Lastly, two instances involving a song and other vehicles. I was on my way up to the cottage with Jodi and we had the iPod going in the car. With over a thousand songs on the iPod at the time the odds of any one of them coming on were about 0.1% (1/1000). The song "Caravan of Love" (Housemartins) came on and it begins "Are you ready? Are you ready? Are you ready for the time of your life?" and the car in front of us was a Honda Civic with a license plate cover for "Ready Honda" in Toronto (about 90 minutes away from where we were). Then, less than two minutes later while the song was still playing a minivan pulled in front of us - a Dodge Caravan. What's even weirder is that about a decade later I was driving home from work and a Dodge Caravan pulled in front of me right as that song came on my iPod again.
Reminds me of the trips to NYC and Boston that I took with different groups in high school. On 3 of the trips we went to the Hard Rock Café and each time they played Pink Floyd's "Another Brick in the Wall". I had never heard it before the first Hard Rock Cafe, and I couldn't really hear the words with as loud as the crowd was. When I heard it again at the second one, I still couldn't hear it well, but recognized that I had heard it during the first trip. At the third, it played again.
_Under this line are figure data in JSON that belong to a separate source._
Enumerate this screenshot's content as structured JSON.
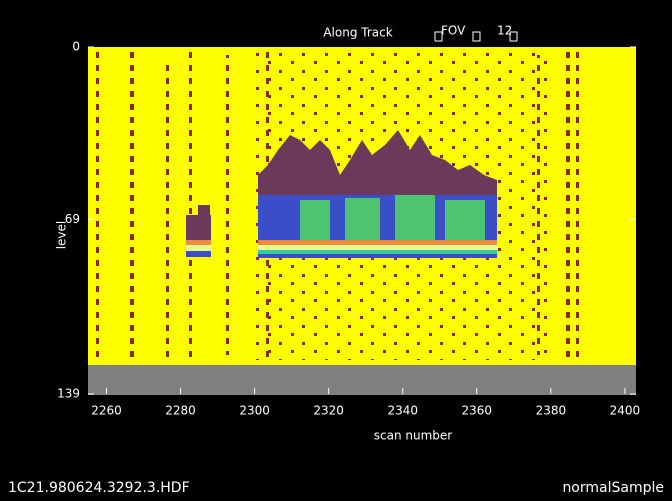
{
  "header": {
    "title": "Along Track",
    "fov_label": "FOV",
    "fov_value": "12"
  },
  "chart_data": {
    "type": "heatmap",
    "xlabel": "scan number",
    "ylabel": "level",
    "xlim": [
      2255,
      2403
    ],
    "ylim": [
      0,
      139
    ],
    "xticks": [
      2260,
      2280,
      2300,
      2320,
      2340,
      2360,
      2380,
      2400
    ],
    "yticks": [
      0,
      69,
      139
    ]
  },
  "footer": {
    "file": "1C21.980624.3292.3.HDF",
    "mode": "normalSample"
  }
}
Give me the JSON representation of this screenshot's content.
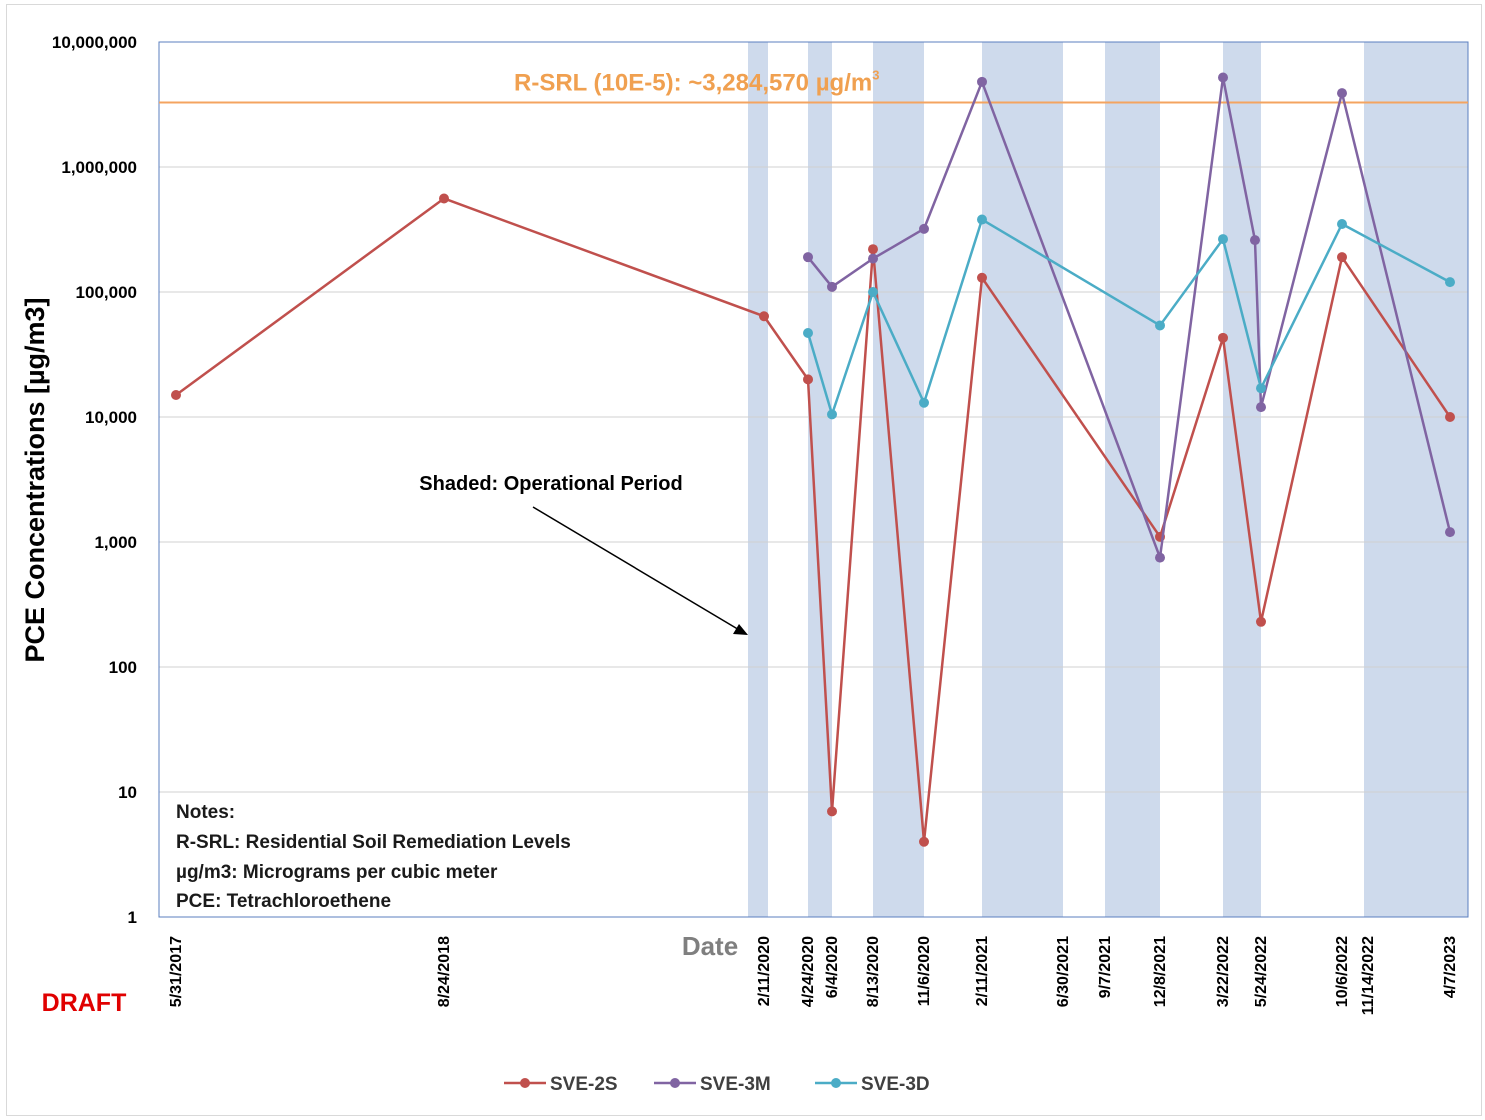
{
  "watermark": "DRAFT",
  "chart_data": {
    "type": "line",
    "title": "",
    "xlabel": "Date",
    "ylabel": "PCE Concentrations [µg/m3]",
    "yscale": "log",
    "ylim": [
      1,
      10000000
    ],
    "yticks": [
      "1",
      "10",
      "100",
      "1,000",
      "10,000",
      "100,000",
      "1,000,000",
      "10,000,000"
    ],
    "grid": true,
    "x_tick_labels": [
      "5/31/2017",
      "8/24/2018",
      "2/11/2020",
      "4/24/2020",
      "6/4/2020",
      "8/13/2020",
      "11/6/2020",
      "2/11/2021",
      "6/30/2021",
      "9/7/2021",
      "12/8/2021",
      "3/22/2022",
      "5/24/2022",
      "10/6/2022",
      "11/14/2022",
      "4/7/2023"
    ],
    "shaded_periods": [
      [
        "2/11/2020",
        "3/10/2020"
      ],
      [
        "4/24/2020",
        "6/4/2020"
      ],
      [
        "8/13/2020",
        "11/6/2020"
      ],
      [
        "2/11/2021",
        "6/30/2021"
      ],
      [
        "9/7/2021",
        "12/8/2021"
      ],
      [
        "3/22/2022",
        "5/24/2022"
      ],
      [
        "11/14/2022",
        "4/7/2023"
      ]
    ],
    "reference_line": {
      "label": "R-SRL (10E-5): ~3,284,570 µg/m",
      "label_sup": "3",
      "value": 3284570,
      "color": "#f4a460"
    },
    "annotation": "Shaded: Operational Period",
    "notes": [
      "Notes:",
      "R-SRL: Residential Soil Remediation Levels",
      "µg/m3: Micrograms per cubic meter",
      "PCE: Tetrachloroethene"
    ],
    "legend_position": "bottom",
    "series": [
      {
        "name": "SVE-2S",
        "color": "#c0504d",
        "points": [
          [
            "5/31/2017",
            15000
          ],
          [
            "8/24/2018",
            560000
          ],
          [
            "2/11/2020",
            64000
          ],
          [
            "4/24/2020",
            20000
          ],
          [
            "6/4/2020",
            7
          ],
          [
            "8/13/2020",
            220000
          ],
          [
            "11/6/2020",
            4
          ],
          [
            "2/11/2021",
            130000
          ],
          [
            "12/8/2021",
            1100
          ],
          [
            "3/22/2022",
            43000
          ],
          [
            "5/24/2022",
            230
          ],
          [
            "10/6/2022",
            190000
          ],
          [
            "4/7/2023",
            10000
          ]
        ]
      },
      {
        "name": "SVE-3M",
        "color": "#8064a2",
        "points": [
          [
            "4/24/2020",
            190000
          ],
          [
            "6/4/2020",
            110000
          ],
          [
            "8/13/2020",
            185000
          ],
          [
            "11/6/2020",
            320000
          ],
          [
            "2/11/2021",
            4800000
          ],
          [
            "12/8/2021",
            750
          ],
          [
            "3/22/2022",
            5200000
          ],
          [
            "5/14/2022",
            260000
          ],
          [
            "5/24/2022",
            12000
          ],
          [
            "10/6/2022",
            3900000
          ],
          [
            "4/7/2023",
            1200
          ]
        ]
      },
      {
        "name": "SVE-3D",
        "color": "#4bacc6",
        "points": [
          [
            "4/24/2020",
            47000
          ],
          [
            "6/4/2020",
            10500
          ],
          [
            "8/13/2020",
            100000
          ],
          [
            "11/6/2020",
            13000
          ],
          [
            "2/11/2021",
            380000
          ],
          [
            "12/8/2021",
            54000
          ],
          [
            "3/22/2022",
            265000
          ],
          [
            "5/24/2022",
            17000
          ],
          [
            "10/6/2022",
            350000
          ],
          [
            "4/7/2023",
            120000
          ]
        ]
      }
    ]
  }
}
I got close to a speaker to finally hear the words and found out the name of the song. I found it interesting that it played during each of the times I was there. Whether it was coincidence, or that the company played a very specific set of songs that included "Another Brick in the Wall", I don't know. However I found it interesting that I heard it at all three visits to the Hard Rock Café in two different cities. It has also become one of my favorite songs.